1. Repeating positive things to myself whenever I look in the mirror – like when I get up in the morning, as I’m driving to work, and remind myself not to get down at work when I can feel stress building.
2. Remind myself to have patience.
I just turned 24, I’ve been living at home for almost a year and a half, I’ve been at my temp job for five months – obviously I’m worried about my career, but in terms of jobs, five months is still short, and I work hard and I learn a lot, so I shouldn’t feel so hopeless. I know there’s a stigma attached to living at home, but in reality, I’m saving a lot of money – every single cent I earn goes into the bank. I think I’ll know when the times comes to move out, but for now, I just need patience.

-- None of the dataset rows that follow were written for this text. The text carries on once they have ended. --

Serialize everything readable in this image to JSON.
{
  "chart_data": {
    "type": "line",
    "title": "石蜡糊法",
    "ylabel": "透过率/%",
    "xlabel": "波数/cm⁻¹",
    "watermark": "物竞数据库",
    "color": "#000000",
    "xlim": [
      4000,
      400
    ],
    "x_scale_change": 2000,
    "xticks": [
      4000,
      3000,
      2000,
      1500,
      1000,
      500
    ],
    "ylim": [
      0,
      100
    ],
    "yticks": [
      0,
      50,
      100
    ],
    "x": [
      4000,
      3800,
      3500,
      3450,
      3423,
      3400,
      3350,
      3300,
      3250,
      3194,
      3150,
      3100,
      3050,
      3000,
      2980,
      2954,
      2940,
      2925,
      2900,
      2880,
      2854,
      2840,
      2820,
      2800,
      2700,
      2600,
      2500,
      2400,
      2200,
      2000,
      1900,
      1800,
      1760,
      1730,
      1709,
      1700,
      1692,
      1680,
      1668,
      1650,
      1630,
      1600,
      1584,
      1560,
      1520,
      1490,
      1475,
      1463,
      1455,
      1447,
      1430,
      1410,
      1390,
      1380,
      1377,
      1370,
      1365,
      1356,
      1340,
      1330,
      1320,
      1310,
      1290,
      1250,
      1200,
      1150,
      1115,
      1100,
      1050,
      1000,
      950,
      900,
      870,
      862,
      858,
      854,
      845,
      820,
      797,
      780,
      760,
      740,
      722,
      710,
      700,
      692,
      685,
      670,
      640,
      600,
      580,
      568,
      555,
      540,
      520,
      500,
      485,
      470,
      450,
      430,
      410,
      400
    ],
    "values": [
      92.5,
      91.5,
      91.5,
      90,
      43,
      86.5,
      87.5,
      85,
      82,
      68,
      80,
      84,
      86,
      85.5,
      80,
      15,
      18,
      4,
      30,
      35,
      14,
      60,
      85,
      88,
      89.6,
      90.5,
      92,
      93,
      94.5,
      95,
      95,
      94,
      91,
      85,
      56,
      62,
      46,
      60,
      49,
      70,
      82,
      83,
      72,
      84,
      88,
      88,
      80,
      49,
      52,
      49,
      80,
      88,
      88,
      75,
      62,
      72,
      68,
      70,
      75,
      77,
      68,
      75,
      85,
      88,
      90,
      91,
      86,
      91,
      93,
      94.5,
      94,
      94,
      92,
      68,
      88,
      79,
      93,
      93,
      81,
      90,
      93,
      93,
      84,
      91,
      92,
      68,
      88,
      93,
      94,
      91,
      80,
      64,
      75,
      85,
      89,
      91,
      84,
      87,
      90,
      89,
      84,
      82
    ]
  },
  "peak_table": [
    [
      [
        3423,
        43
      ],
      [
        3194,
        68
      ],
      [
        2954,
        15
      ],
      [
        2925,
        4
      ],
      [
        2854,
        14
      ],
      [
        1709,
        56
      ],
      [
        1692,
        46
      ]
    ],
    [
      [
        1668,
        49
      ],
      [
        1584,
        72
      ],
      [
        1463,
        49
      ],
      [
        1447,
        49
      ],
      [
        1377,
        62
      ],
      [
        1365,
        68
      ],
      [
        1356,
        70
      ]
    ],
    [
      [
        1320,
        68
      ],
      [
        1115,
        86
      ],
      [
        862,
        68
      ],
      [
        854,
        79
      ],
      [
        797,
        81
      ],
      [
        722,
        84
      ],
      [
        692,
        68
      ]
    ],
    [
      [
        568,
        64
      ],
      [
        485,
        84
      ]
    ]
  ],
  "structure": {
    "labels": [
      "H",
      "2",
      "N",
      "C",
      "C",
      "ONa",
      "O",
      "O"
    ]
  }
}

Apr 05, 2008, 08:04PM PDT | 2 cheers | 0 comments
So I just called one of those crisis hotlines, because I was feeling terrible about my life. It’s the first time I’ve actually called one of those and they were not that helpful.
After being assured that I wasn’t going to jump out the nearest window, the person on the other end basically said, “I’m sorry you’re feeling so much pressure from all sides. That must be bad. I need to go soon.” I was only on the phone for less than 10 minutes. Unbelievable.
I still feel hopeless. I still feel sad. When there’s no other help to be found, an old remedy will do. I’ll go to sleep tonight and hope I feel better tomorrow.
Feb 20, 2008, 06:10PM PST | 1 cheer | 2 comments
Suddenly, I just feel like crap. I just want to know why I’m such a fuck-up. I just want to be confident, and happy and strong, but it just seems more often…I’m not.
I’ve tried so hard to find friends at college, but it just hasn’t worked. My family tells me to be open, and just say what you mean, but it hasn’t worked. I asked my roommates last year like 5 times if they wanted to get dinner with me, and they all said no. I tried keeping in touch with my friends that had moved away, and it ended up just being me writing to them every month. I tried talking to random people in the dining hall, and they all seemed to not want me around. At some point, you’ve got to question whether people want to be friends with you.
So I want to know if this all has an end. I want to know what the hell is wrong with me that I just can’t find anyone open who’s willing to talk. I’m tired of it all—tired of living four years of my miserable life in limbo.
Apr 11, 2006, 05:43PM PDT | 1 cheer | 10 comments
I’m doing better. Usually when things are slow I start to get down, but in the span of three days I bumped into 5 people around campus I’ve known before. And I had my birthday. I guess a little bit of human interaction makes a world of difference, because normally I don’t get a chance to talk to anyone—I’m just in class, in my dorm, studying.
It’s funny that it happened that way, that just when I was really sad and lonely—I bump into a bunch of people I’ve seen before.
Apr 02, 2006, 06:47PM PDT | 0 comments
I’ve got my good times and my bad times, and right now I’m feeling pretty down. I see worse things on the horizon—several exams due in the coming weeks and an essay, and I worry I won’t get an internship and I worry about what I’ll do after I graduate. And I feel so alone.
My life feels so hopeless, like I’m constantly trudging up a steep hill, the boulder perched firmly on my shoulders, with not much end in sight. It’s agonizing, because I just want to break through everything that’s been holding me down. But I constantly feel dragged down.
I’m still holding on to hope. It seems like I’ve played all my cards but one, and I’m still holding onto it as the one to get me out. I just don’t want to let go of it because I want to believe that there is hope for me. It’s all I have left.
Mar 28, 2006, 06:53PM PST | 1 cheer | 0 comments
I’ve got to really try to stay positive. At this stage in my life, I don’t have any friends, I worried about my future career, but I’ve got to believe there’s light at the end of the tunnel. And part of that belief is the ability to stay content.
I could definitely be happier, but what if there’s no end to this and I’m stuck in a rut, forever? Then I’ve lost all hope that things will get better.
Things will get better. I have to believe that.